Epílogo

Dragosani, a lo largo del hilo de la vida del vampiro, cayó en su propio pasado, pero no fue demasiado lejos. La jornada, sin embargo, aunque breve, lo dejó mareado, lo asustó; pero al final se encontró una vez más metido en un cuerpo de carne. Y de algo más. Un cuerpo lo rodeaba, sí, pero también había allí una mente que no era la suya. Él era parte de otra criatura, de alguien que también estaba ciego… ¡o entenado!

Porque incluso ahora su desconocido huésped luchaba por salir de la tumba, de la oscuridad de una noche de siglos, de la dura prisión de la tierra.

No había tiempo para pensar en las consecuencias, ni siquiera para declarar su presencia ante el otro.

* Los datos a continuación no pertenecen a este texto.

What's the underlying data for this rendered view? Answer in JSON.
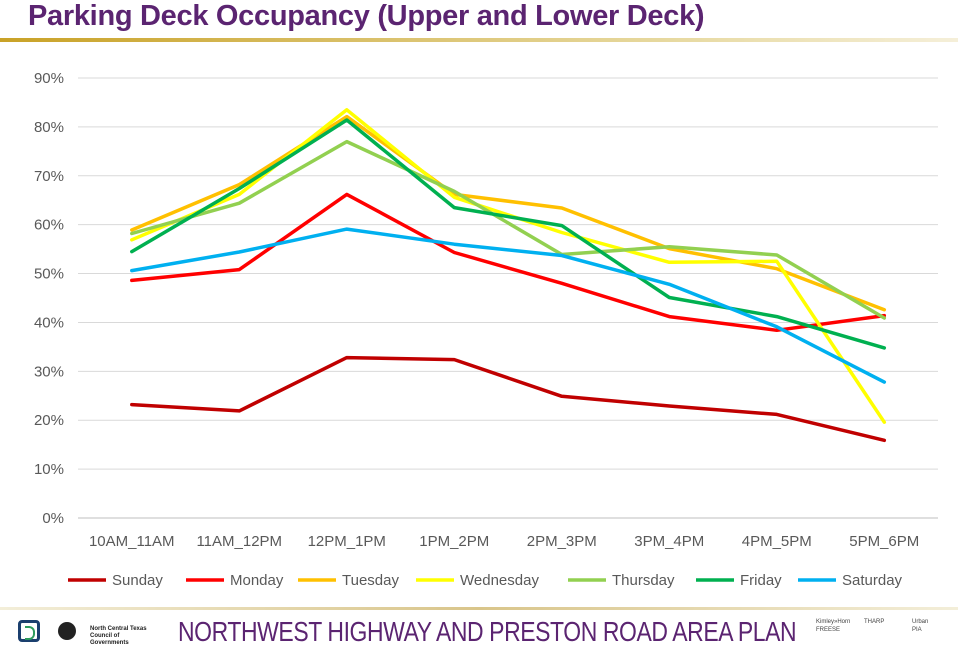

Dragosani se sintió sofocado, asfixiado, y sin embargo en el umbral del olvido. Ya había sufrido bastante, y no deseaba seguir padeciendo. Agregó su propia voluntad a la de su huésped y luchó por salir a la superficie. Y de repente, la tierra se abrió arriba de él, y el huésped y Dragosani se sentaron.

Cuando volvieron la cabeza para mirar a su alrededor se desprendieron costras de tierra. Era de noche; por entre las ramas de los árboles se veían las estrellas. ¡Dragosani podía ver!

Pero… el lugar le resultaba conocido.

En la oscuridad había alguien que lo miraba fijamente. La visión de Dragosani se aclaró junto con la de su huésped… y entonces fue como si a su mente todavía vacilante le hubieran asestado un fuerte martillazo.

—YO… YO PUEDO… VERTE —retumbó su voz.

Dragosani vio… y el terror reinó otra vez en las colinas cruciformes.

Y después apareció una segunda silueta en la oscuridad, una figura baja y rechoncha que dijo con voz suave:

—¡Eh, criatura de la tierra!

Y un instante más tarde se oyó el silbido del dardo de palosanto que se clavó en el cuerpo del huésped y quedó alojado allí. Y Dragosani unió sus aullidos a los de su horrible huésped e intentó volver con él a la tierra, pero no había escapatoria. No podía creerlo. ¡No podía ser que acabara así!

—¡ESPERA! —gritó con la voz de su huésped cuando la primera figura se acercó con algo en la mano que brillaba a la luz de las estrellas—. ¿NO ME VES? ¡SOY YO!

Pero el otro Dragosani no sabía nada, no entendía nada, y no iba a esperar. Y la hoz que llevaba pareció un relámpago de acero cuando golpeó con una fuerza irresistible.

—¡TONTO! ¡MALDITO TONTO! —aulló la cabeza decapitada de Ferenczy/Dragosani. Y supo que ésta era sólo una de las mil agonías, de las mil muertes que le esperaban en la infinita torsión escarlata de su existencia de Mobius. Había sucedido antes, sucedía ahora, sucedería otra vez… y otra… y otra…

¡Tonto!, dijeron por última vez sus labios ensangrentados… era su última palabra, pero en esta ocasión se la decía a sí mismo.